Я же ненавидела саму себя. Я помню тот момент, когда впервые разглядела свое лицо. Не помню, как была обставлена комната, почему я оказалась в той комнате и что представляло собой зеркало, в которое я смотрелась; но до сих пор у меня перед глазами стоит мое собственное отражение. Пухлое румяное лицо с толстыми щеками, белесые волосы цвета спелых колосьев и синие глаза, в которых одновременно читается и гнев, и удивление.

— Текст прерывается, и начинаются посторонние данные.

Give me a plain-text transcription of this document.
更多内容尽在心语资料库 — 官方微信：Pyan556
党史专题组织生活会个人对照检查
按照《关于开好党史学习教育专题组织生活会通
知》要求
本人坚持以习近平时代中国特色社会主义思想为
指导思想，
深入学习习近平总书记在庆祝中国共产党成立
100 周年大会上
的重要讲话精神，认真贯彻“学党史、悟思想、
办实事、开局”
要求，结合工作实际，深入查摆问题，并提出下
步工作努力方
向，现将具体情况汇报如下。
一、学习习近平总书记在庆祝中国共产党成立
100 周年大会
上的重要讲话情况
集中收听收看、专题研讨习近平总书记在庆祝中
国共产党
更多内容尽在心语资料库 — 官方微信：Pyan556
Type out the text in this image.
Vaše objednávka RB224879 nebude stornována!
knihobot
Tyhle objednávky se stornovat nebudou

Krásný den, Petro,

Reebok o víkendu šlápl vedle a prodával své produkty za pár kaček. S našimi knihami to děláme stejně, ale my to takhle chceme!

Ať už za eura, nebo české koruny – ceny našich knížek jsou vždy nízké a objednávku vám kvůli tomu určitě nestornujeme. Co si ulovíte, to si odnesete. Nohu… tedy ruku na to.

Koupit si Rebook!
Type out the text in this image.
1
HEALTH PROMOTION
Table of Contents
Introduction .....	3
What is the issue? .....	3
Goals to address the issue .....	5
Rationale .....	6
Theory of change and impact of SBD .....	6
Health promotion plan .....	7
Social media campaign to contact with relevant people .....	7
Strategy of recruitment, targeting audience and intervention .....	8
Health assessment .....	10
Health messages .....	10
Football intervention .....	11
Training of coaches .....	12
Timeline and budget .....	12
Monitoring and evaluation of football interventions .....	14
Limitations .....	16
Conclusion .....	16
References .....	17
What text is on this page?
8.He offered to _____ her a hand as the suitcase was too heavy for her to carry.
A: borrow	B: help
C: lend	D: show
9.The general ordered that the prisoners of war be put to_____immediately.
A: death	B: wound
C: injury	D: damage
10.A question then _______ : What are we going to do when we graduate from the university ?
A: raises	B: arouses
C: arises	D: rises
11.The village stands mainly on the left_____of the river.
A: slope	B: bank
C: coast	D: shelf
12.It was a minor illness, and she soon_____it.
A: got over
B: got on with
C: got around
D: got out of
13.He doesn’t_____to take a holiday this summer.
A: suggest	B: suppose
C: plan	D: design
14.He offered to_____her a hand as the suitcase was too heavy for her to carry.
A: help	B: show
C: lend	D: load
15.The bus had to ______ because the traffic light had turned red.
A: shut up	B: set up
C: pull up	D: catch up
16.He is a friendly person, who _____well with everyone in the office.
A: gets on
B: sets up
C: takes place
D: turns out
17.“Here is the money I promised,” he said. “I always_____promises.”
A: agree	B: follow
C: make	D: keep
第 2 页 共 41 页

Я возненавидела то, что увидела. Возможно, я была еще слишком мала, если судить по моему платью, на которое был нашит синий атласный бант и белый воротничок из плиссированного муслина.
Другое событие моего детства произвело на меня гораздо более сильное впечатление. У нас дома, в саду устраивался прием я забыла, по какому поводу. Помню только, что на лужайке играл оркестр. Его игра буквально потрясла меня — иногда музыка вызывала в моей душе странные ощущения, — и я начала танцевать. Впервые в жизни мне захотелось танцевать перед публикой. Мне хотелось, чтобы они аплодировали мне. Я была уверена, что грациозно скольжу по траве. Я представляла себя летящей ласточкой, я знала, каковы возможности моего тела и как я выгляжу со стороны. Внезапно — до сих пор эти переживания не утратили своей силы — я заметила свою коленку, голую толстую коленку, которая так некрасиво выглядывала из складок накрахмаленной юбки. Я замерла, а потом убежала. Я не помню, в каком направлении и как долго продолжался мой бег, но отчаяние, охватившее меня в тот момент, навсегда осталось в моей душе.
Ненавидя себя, я в то же время всегда восхищалась своей матерью, на которую была похожа. Думаю, в шестьдесят она все так же красива. Она выше меня, в ее облике гораздо больше достоинства. Возможно, красивой ее делает безмятежность. Ничто не может взволновать ее. Она плывет по жизни, как корабль на всех парусах, принимая все как должное. Я никогда в жизни не слышала, чтобы она жаловалась. Насколько я помню, она никогда ничего не хотела, ее потребности ограничиваются самым необходимым.
В детстве я считала, что своим характером должна походить на нее, однако у нас не было ничего общего, за исключением плотного телосложения, отличавшего всех ее предков, классических черт и золотых волос, из-за которых ее в юности сравнивали с “английской розой”.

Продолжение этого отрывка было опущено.